Havoctoria wrote:Someone could feel the same way about this forum, too. Lord knows there's a reason I don't exactly bask in the company here... buuuut I guess it all comes down to not deliberately triggering yourself.

I did find it pretty triggering in here to begin with as well, but I think I became a little more desensitized, and
that's maybe the problem - some things maybe a person should never become desensitized to. The way I see it, sensitivity is what acts as a gage when we are harming ourselves or others, and if we have made that indicator less responsive....

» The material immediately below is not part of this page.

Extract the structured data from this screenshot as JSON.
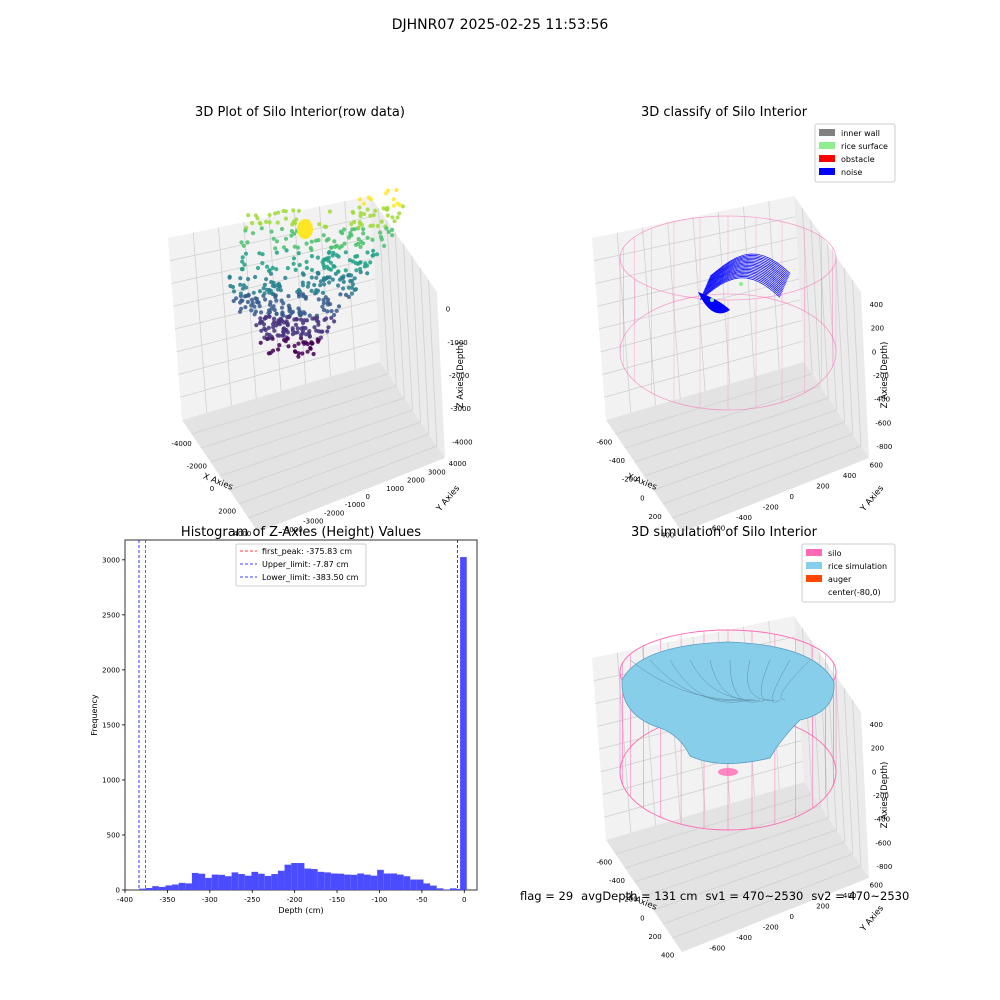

At this point, I think it is better for me to stop visiting PsychForums altogether for this reason, for me, it is a good thing not to not be familiar with a plethora of extreme disturbances, unless it's your job or something - again, a need to know basis. I need to stop being nosy regarding things that add nothing to my life, indeed which are detracting from my peace of mind in a lot of ways by triggering anxiety, fear, phobias, horror, and all sorts of things which I really don't need to add to my own plate, which is pretty full already.
If I or someone close to me has a problem, seeks help, and is diagnosed by someone who is expert in that field, then yes I should read those forums to get a better handle on things, if however I am reading them for "just in case" or "let me see if I have this thing too" or "let me find out why people do (insert disturbing act here) such and such", then I am feeding my own mental illness rather than alleviating it. It's been a temptation I have found hard to resist, and I think I need to stop visiting because the harm is outweighing the help for me, due to my own lack of control over what I read.
I see the mind like a pristine piece of fragile absorbent glass, it absorbs and reflects back whatever it is exposed to, to whatever degree of exposure that may be - light and fleeting or extreme and consistent... I think there is a part of us very that is very clean and pure, and it is our lives, the things we see, hear, do, all of our senses and intuitions, which construct its colours and shapes, its texture, whether it is soft or hard, dense or light mass, and that this construction and molding continues for as long as we are alive. The level of pristine which remains, as a consequence the duty of responsibility to the more fragile facets of ourselves we did/did not undertake (when we are able to do so).